Federal loan borrowers shift financial priorities amid a two-year pause
Amid a more than two-year pause on federal student loan payments, the majority of borrowers (61%) say they haven’t continued to make payments during the pause, down slightly from January (67%). Just 20% say they continued their monthly payments while 16% made less frequent payments.
With the money saved on student loan payments, borrowers shifted their financial priorities:
- Most (51%) say they used it for everyday expenses;
- Paying off other debts (32%);
- Student loan payments (15%);
- or saved it (11%), all relatively on par with January.
Few are spending more: 63% of federal loan borrowers say their spending on other items has stayed the same during the student loan payment pause, roughly unchanged from January (66%). Just 23% say their spending on other items has increased while 11% say their spending has decreased.

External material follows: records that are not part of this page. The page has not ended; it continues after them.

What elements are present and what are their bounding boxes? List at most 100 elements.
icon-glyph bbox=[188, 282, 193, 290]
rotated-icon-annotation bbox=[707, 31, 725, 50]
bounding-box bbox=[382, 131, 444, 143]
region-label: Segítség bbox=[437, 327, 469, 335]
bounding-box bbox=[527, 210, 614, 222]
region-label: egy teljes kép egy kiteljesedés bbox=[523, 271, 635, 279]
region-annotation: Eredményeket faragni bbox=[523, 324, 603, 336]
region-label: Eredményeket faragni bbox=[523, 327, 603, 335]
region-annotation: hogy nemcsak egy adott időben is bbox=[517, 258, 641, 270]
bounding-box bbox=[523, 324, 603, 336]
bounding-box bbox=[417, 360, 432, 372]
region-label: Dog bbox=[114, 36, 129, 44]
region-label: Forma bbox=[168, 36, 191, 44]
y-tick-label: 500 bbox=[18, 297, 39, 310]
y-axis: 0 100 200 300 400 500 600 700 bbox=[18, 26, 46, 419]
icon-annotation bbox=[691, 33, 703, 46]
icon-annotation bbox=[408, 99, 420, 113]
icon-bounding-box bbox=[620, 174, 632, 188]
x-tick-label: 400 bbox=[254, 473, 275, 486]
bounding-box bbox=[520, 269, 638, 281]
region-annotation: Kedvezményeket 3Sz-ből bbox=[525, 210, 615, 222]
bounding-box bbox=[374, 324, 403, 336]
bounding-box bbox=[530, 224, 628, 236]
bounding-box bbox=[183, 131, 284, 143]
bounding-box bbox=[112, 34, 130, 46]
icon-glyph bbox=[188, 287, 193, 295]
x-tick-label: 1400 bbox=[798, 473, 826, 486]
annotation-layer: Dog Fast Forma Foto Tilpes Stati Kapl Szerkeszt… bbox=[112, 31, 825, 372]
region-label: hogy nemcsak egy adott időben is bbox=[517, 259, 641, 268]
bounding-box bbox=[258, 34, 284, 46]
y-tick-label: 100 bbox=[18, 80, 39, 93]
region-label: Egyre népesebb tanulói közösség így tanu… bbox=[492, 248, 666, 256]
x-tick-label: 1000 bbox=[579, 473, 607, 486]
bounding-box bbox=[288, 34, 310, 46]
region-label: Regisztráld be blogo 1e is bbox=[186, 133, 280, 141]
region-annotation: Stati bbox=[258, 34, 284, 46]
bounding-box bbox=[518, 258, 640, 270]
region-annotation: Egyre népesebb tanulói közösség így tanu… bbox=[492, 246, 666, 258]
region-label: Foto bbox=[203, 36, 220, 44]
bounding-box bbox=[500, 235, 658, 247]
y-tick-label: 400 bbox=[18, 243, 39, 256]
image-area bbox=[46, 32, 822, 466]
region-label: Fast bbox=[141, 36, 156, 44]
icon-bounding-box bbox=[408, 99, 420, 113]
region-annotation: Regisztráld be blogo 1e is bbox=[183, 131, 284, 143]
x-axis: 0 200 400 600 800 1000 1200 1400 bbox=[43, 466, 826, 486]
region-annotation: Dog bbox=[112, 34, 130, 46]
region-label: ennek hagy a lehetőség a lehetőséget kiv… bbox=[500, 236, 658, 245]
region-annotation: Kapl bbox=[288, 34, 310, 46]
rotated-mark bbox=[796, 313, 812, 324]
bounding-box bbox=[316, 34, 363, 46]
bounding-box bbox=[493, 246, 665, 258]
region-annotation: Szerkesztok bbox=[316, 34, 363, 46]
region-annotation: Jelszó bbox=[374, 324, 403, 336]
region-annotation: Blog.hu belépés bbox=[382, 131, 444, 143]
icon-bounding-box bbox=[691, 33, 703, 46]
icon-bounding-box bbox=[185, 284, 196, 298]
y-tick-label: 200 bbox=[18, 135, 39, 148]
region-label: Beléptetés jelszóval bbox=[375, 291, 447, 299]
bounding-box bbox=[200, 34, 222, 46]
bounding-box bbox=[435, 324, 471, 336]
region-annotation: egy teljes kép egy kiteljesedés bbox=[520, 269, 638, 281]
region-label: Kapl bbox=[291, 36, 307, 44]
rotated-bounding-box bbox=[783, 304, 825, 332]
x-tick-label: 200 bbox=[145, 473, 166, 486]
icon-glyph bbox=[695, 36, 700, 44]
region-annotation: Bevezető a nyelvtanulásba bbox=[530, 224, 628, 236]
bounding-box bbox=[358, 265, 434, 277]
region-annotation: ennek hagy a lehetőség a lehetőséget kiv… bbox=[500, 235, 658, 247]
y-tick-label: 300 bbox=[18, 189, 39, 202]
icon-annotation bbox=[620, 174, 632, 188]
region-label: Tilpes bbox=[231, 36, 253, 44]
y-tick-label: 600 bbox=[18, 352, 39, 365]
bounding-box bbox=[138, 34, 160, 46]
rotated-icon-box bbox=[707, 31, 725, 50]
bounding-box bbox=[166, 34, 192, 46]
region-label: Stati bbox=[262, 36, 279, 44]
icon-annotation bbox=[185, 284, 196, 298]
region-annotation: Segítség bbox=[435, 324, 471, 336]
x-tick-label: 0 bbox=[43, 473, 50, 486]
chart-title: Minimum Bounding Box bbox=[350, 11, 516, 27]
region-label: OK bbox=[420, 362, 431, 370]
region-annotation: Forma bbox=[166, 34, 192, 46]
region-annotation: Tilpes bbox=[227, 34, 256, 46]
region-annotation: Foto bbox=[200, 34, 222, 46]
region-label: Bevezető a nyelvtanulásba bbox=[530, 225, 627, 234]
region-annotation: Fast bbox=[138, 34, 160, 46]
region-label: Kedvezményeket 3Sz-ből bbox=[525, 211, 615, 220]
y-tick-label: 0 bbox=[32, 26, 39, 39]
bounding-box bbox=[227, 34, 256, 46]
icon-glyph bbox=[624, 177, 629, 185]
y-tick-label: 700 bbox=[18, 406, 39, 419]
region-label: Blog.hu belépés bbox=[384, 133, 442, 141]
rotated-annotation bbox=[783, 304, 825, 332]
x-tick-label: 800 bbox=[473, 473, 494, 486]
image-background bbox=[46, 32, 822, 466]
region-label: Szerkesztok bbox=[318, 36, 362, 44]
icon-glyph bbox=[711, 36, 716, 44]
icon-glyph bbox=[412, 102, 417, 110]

Federal loan borrowers face a mixed financial outlook
Amid ongoing economic woes, federal student loan borrowers faced a mixed financial outlook:
- Just 6% of federal student loan borrowers describe their household finances as “excellent”, while 11% of those without federal student loans say the same
- Yet, 28% of federal student loan borrowers say their financial situation has improved over their last two years, vs. 22% of non-federal loan borrowers
But, payment plans provide little relief: 31% of those participating in payment plans say their household finances have improved over the last two years, just slightly above borrowers who don’t have payment plans and say the same (25%).

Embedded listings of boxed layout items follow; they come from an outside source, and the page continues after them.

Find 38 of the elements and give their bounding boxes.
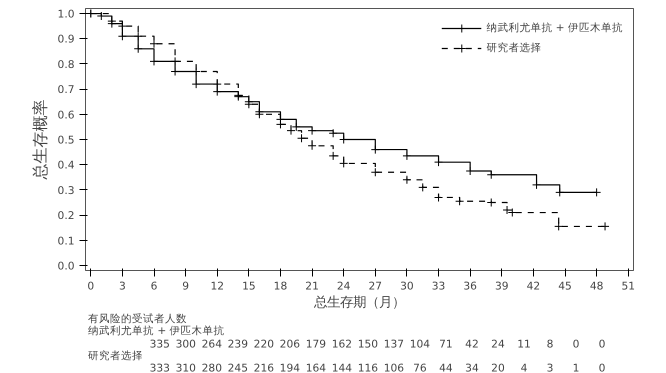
x-tick-label: 3 — [118, 280, 126, 292]
legend-label: 纳武利尤单抗 + 伊匹木单抗 — [486, 21, 623, 35]
y-tick-label: 0.7 — [58, 83, 75, 96]
text: 335 300 264 239 220 206 179 162 150 137 104 71 42 24 11 8 0 0 — [150, 338, 606, 350]
y-axis-title: 总生存概率 — [32, 100, 50, 180]
x-tick-label: 21 — [305, 280, 319, 292]
x-tick-label: 42 — [526, 280, 540, 292]
x-tick-label: 24 — [336, 280, 351, 292]
y-tick-label: 1.0 — [58, 8, 75, 21]
y-tick-label: 0.0 — [58, 259, 75, 272]
x-tick-label: 18 — [274, 280, 288, 292]
legend-label: 研究者选择 — [486, 41, 542, 55]
text: 研究者选择 — [88, 349, 143, 362]
text: 333 310 280 245 216 194 164 144 116 106 76 44 34 20 4 3 1 0 — [150, 362, 606, 373]
x-axis-title: 总生存期（月） — [313, 294, 405, 310]
x-tick-label: 27 — [368, 280, 382, 292]
y-tick-label: 0.2 — [58, 209, 75, 222]
x-tick-label: 33 — [432, 280, 446, 292]
y-tick-label: 0.3 — [58, 184, 75, 197]
x-tick-label: 6 — [150, 280, 158, 292]
x-tick-label: 39 — [494, 280, 509, 292]
x-tick-label: 48 — [590, 280, 604, 292]
x-tick-label: 51 — [621, 280, 636, 292]
x-tick-label: 36 — [463, 280, 478, 292]
text: 纳武利尤单抗 + 伊匹木单抗 — [88, 324, 225, 337]
y-tick-label: 0.6 — [58, 108, 75, 122]
y-tick-label: 0.1 — [58, 234, 75, 248]
y-tick-label: 0.8 — [58, 58, 75, 71]
y-tick-label: 0.4 — [58, 158, 75, 172]
x-tick-label: 9 — [182, 280, 190, 292]
x-tick-label: 45 — [558, 280, 572, 292]
x-tick-label: 30 — [400, 280, 414, 292]
x-tick-label: 15 — [242, 280, 256, 292]
x-tick-label: 0 — [87, 280, 94, 292]
x-tick-label: 12 — [210, 280, 224, 292]
y-tick-label: 0.5 — [58, 134, 75, 146]
y-tick-label: 0.9 — [58, 32, 75, 46]
text: 有风险的受试者人数 — [88, 312, 187, 325]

Federal loan borrowers most likely to be people of color, women
Nearly all Americans (72%) have some sort of debt, whether it be credit card debt (40%), a car loan (36%), a mortgage (33%), or medical debt (17%). But, just 14% have federal student loans while less than half as many (6%) have private student loans.
Not all federal loan recipients completed their college degree, leaving them in debt but also without the certification they had borrowed to get:
- Just 32% of those who didn’t complete college and have federal student loan debt rate their household finances as “excellent” or “good” – far below those with a high school diploma/some college and no debt (42%); federal student loan debt and a college degree (53%); and those with a college degree and no debt at all (73%)
- Those who have federal loans but who didn’t complete their degree are more likely than those with a degree to owe less than $25,000 (56% vs. 30%) and more likely to say they don’t know the interest rate currently being charged for their loans (47% vs. 25%)
With student loan forgiveness, borrowers would focus on major financial goals
The vast majority of federal student loan borrowers (76%) say they’ll have to delay key life milestones in order to resume student loan payments, roughly on par with January (79%).
But, should student loan forgiveness put extra money back in their monthly budget, the order of priorities would remain largely unchanged: most would opt to pay off other loans (53%), save for retirement, (45%), invest (41%), buy a home (34%) or travel (32%) while fewer would have a baby (11%), get married (10%), or find a new job (8%).